Logic of Set Operations: Proof

[solakis1]

Given:
\(\displaystyle x\in A\cap B\leftrightarrow x\in A\wedge x\in B\)
\(\displaystyle x\in A\cup B\leftrightarrow x\in A\vee x\in B\)
\(\displaystyle x\in A-B\leftrightarrow x\in A\wedge x\notin B\)
\(\displaystyle A=B\leftrightarrow(\forall x(x\in A\leftrightarrow x\in B))\)

Then prove using only the above and the laws of logic that:
™
\(\displaystyle (A\cup B)-(A\cap B)=(A-B)\cup(B-A)\)

 

[jvicens]

To prove this statement, we will use the laws of logic and the given definitions of set operations.

First, we will rewrite the left side of the equation using the given definitions:
(A\cup B)-(A\cap B)=(x\in A\vee x\in B)-(x\in A\wedge x\in B)

Next, we will use the distributive law of logic to rewrite the right side of the equation:
(x\in A\vee x\in B)-(x\in A\wedge x\in B)=((x\in A\vee x\in B)\wedge \neg(x\in A\wedge x\in B))
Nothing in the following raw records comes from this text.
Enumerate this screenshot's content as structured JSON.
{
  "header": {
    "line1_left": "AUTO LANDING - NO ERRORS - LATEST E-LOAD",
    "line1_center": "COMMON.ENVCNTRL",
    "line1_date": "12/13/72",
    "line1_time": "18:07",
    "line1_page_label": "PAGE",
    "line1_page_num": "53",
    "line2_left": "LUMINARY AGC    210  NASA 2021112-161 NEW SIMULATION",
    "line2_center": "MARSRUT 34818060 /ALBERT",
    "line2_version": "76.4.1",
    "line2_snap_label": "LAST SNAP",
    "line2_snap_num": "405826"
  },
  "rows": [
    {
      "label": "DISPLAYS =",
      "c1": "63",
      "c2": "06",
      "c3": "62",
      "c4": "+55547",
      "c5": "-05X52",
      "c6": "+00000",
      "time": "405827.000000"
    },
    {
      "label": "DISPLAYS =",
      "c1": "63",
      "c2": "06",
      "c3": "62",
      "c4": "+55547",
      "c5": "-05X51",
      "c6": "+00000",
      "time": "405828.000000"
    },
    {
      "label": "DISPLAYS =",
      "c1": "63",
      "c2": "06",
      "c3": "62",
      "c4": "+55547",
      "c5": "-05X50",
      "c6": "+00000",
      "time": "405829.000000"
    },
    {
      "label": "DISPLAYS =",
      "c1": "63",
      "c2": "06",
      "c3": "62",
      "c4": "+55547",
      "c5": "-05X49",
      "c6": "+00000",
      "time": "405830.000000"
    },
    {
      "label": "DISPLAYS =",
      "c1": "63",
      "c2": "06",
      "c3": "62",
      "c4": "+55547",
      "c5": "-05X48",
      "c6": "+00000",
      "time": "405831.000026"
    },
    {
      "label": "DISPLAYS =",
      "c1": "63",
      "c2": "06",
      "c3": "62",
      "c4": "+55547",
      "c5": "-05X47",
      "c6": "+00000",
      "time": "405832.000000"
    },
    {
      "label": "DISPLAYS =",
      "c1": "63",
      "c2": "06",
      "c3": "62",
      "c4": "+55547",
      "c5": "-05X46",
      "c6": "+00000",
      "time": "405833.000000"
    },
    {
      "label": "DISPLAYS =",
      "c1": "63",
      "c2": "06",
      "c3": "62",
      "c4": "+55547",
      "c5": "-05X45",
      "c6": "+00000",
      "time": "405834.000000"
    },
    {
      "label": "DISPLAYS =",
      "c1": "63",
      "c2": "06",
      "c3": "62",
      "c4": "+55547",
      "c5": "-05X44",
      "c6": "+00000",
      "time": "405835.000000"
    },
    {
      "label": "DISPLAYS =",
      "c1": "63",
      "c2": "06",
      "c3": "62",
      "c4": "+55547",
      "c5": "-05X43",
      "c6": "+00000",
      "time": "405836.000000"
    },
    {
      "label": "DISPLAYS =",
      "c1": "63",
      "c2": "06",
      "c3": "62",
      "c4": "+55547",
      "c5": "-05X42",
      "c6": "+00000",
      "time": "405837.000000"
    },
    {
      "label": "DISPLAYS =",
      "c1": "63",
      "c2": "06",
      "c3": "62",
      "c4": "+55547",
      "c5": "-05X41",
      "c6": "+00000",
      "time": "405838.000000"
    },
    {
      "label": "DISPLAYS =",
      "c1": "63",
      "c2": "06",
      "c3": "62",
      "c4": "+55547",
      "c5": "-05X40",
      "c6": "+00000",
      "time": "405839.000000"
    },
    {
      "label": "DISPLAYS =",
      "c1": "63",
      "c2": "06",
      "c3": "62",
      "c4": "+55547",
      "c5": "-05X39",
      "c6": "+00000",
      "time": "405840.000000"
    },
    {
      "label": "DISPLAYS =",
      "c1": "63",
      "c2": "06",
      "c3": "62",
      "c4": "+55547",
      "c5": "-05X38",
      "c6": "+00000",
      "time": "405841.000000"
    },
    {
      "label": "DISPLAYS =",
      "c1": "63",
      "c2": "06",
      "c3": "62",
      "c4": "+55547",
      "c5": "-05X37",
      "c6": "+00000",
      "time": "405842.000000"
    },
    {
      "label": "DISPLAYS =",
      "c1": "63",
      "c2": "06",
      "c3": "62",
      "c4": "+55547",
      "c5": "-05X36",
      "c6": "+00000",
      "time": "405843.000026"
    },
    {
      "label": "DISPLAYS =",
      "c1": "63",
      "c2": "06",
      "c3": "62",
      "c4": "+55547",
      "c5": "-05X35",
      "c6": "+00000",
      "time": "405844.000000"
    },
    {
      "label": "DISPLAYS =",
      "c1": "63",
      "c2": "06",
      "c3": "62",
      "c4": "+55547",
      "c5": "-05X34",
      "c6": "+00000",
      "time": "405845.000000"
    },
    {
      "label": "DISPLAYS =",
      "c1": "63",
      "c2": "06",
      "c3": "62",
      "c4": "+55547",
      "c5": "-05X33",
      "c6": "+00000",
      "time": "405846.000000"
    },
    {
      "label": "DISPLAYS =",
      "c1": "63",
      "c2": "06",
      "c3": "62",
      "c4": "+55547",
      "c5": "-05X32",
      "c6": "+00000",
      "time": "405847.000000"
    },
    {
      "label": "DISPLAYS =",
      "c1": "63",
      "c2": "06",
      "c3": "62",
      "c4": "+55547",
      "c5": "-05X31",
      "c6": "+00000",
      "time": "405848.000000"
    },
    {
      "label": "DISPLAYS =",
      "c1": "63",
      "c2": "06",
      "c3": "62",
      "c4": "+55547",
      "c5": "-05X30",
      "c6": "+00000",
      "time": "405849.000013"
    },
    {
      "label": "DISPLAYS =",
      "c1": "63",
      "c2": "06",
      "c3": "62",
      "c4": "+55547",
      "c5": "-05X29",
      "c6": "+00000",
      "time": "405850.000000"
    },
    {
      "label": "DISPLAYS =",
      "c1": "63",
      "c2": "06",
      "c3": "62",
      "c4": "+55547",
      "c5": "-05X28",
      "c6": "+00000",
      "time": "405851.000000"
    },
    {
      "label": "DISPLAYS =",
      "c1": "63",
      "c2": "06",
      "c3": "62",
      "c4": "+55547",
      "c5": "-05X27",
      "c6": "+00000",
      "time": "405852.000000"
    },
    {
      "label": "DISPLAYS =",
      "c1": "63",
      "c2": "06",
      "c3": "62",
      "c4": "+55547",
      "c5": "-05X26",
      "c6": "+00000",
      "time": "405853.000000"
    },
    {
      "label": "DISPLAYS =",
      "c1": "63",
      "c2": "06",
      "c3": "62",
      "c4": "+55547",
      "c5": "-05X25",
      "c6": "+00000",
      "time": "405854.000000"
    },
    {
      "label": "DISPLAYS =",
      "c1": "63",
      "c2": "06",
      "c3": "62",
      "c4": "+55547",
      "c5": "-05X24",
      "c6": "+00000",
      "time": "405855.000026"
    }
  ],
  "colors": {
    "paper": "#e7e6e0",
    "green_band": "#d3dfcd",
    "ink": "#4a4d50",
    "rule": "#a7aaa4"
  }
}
Now, we will use the definition of set difference to rewrite the right side of the equation:
((x\in A\vee x\in B)\wedge \neg(x\in A\wedge x\in B))=((x\in A\wedge \neg(x\in A\wedge x\in B))\vee (x\in B\wedge \neg(x\in A\wedge x\in B)))

Using De Morgan's laws, we can simplify the right side of the equation:
((x\in A\wedge \neg(x\in A\wedge x\in B))\vee (x\in B\wedge \neg(x\in A\wedge x\in B)))=((x\in A\wedge \neg x\in B)\vee (x\in B\wedge \neg x\in A))

Finally, we can use the definition of set union to rewrite the right side of the equation:
((x\in A\wedge \neg x\in B)\vee (x\in B\wedge \neg x\in A))=((x\in A-B)\vee (x\in B-A))

Therefore, we have shown that (A\cup B)-(A\cap B)=(A-B)\cup(B-A) using only the given definitions and laws of logic.